学术文献库

Surface-relief gratings fabricated through nanoimprint lithography (NIL) are prone to topographic distortion induced by resist shrinkage. Characterizing the impact of this effect on blazed diffraction efficiency is particularly important for applications in astrophysical spectroscopy at soft x-ray wavelengths ($λ\approx 0.5 - 5$~nm) that call for the mass-production of large-area grating replicas with sub-micron, sawtooth surface-relief profiles. A variant of NIL that lends itself well for this task is substrate-conformal imprint lithography (SCIL), which uses a flexible, composite stamp formed from a rigid master template to imprint nanoscale features in an inorganic resist that cures thermodynamically through a silica sol-gel process. While SCIL enables the production of several hundred imprints before stamp degradation and avoids many of the detriments associated with large-area imprinting in NIL, the sol-gel resist suffers shrinkage dependent on the post-imprint cure temperature.
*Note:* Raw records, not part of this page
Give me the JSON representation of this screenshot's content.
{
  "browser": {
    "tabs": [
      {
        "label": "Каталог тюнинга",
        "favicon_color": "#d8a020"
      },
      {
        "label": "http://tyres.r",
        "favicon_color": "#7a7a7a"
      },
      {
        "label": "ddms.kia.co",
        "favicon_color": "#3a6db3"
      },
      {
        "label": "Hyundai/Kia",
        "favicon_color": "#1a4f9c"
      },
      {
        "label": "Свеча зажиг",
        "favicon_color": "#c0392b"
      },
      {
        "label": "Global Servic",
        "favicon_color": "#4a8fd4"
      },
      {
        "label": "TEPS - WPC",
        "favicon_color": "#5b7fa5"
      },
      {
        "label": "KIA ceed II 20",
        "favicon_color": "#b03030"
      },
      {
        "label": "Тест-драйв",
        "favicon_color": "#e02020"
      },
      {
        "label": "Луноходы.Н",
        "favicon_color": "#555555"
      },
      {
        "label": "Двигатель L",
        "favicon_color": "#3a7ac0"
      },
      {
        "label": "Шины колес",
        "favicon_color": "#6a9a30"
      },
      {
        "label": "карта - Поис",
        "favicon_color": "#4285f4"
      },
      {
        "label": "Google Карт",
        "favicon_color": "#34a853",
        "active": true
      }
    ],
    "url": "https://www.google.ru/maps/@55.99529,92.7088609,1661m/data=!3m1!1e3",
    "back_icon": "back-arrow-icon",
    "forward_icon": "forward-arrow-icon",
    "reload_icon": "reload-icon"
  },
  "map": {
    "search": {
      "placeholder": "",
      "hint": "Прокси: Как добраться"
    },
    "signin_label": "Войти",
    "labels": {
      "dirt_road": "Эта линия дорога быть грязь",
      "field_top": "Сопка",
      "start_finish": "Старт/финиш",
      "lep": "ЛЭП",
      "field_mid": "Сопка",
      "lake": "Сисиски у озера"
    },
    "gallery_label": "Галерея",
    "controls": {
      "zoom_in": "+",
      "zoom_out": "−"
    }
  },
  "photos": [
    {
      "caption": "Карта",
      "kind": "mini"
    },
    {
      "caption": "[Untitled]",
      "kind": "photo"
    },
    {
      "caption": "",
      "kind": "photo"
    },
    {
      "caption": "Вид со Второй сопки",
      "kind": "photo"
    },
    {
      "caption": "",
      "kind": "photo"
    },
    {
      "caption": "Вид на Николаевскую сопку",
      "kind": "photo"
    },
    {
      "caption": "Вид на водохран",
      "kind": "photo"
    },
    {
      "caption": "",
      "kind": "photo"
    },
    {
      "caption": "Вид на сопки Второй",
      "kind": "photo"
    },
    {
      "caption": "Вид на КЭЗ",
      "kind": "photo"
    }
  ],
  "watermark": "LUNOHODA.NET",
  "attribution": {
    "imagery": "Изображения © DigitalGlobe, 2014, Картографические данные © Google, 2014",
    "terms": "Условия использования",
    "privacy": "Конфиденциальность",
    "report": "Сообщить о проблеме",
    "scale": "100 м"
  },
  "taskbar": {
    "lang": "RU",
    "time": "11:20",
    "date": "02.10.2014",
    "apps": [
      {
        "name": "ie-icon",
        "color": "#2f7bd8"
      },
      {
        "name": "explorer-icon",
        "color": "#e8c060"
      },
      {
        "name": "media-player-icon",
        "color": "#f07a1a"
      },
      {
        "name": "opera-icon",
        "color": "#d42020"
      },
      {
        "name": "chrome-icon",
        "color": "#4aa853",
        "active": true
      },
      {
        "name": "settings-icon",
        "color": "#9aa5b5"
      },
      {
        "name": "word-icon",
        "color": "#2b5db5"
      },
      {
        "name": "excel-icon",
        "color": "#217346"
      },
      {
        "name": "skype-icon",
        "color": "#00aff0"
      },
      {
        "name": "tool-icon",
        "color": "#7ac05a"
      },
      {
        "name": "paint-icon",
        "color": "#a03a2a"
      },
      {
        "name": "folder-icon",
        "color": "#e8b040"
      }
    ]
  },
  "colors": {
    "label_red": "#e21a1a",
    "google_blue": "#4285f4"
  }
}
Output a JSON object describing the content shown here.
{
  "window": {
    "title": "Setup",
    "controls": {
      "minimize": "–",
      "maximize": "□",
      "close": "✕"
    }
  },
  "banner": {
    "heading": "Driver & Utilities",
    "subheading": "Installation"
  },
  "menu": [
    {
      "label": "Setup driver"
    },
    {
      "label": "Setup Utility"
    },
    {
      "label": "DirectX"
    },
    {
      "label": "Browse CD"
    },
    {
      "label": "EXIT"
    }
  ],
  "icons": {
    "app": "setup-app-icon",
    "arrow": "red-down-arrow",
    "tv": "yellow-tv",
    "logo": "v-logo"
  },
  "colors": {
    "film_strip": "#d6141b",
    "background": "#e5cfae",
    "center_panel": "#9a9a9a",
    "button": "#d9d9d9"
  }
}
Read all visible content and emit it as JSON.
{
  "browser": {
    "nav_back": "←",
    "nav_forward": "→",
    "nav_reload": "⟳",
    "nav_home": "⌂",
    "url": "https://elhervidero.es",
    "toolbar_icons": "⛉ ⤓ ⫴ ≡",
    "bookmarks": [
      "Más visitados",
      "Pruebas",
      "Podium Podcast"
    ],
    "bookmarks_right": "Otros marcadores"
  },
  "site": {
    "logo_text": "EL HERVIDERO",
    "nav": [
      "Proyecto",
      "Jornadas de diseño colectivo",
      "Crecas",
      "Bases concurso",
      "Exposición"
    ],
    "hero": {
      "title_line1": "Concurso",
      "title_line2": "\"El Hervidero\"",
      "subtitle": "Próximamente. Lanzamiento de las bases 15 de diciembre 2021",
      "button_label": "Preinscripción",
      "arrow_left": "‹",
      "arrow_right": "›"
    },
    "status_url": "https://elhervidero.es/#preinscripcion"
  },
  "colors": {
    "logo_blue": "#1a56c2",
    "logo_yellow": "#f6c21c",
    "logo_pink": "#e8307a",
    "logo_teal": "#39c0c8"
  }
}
Through atomic force microscopy and diffraction-efficiency testing at beamline 6.3.2 of the Advanced Light Source, the impact of this effect on blaze response is constrained for a $\sim$160-nm-period grating replica cured at 90$^{\circ}$C. Results demonstrate a $\sim$2$^{\circ}$ reduction in blaze angle relative to the master grating, which was fabricated by anisotropic wet etching in $\langle 311 \rangle$-oriented silicon to yield a facet angle close to 30$^{\circ}$.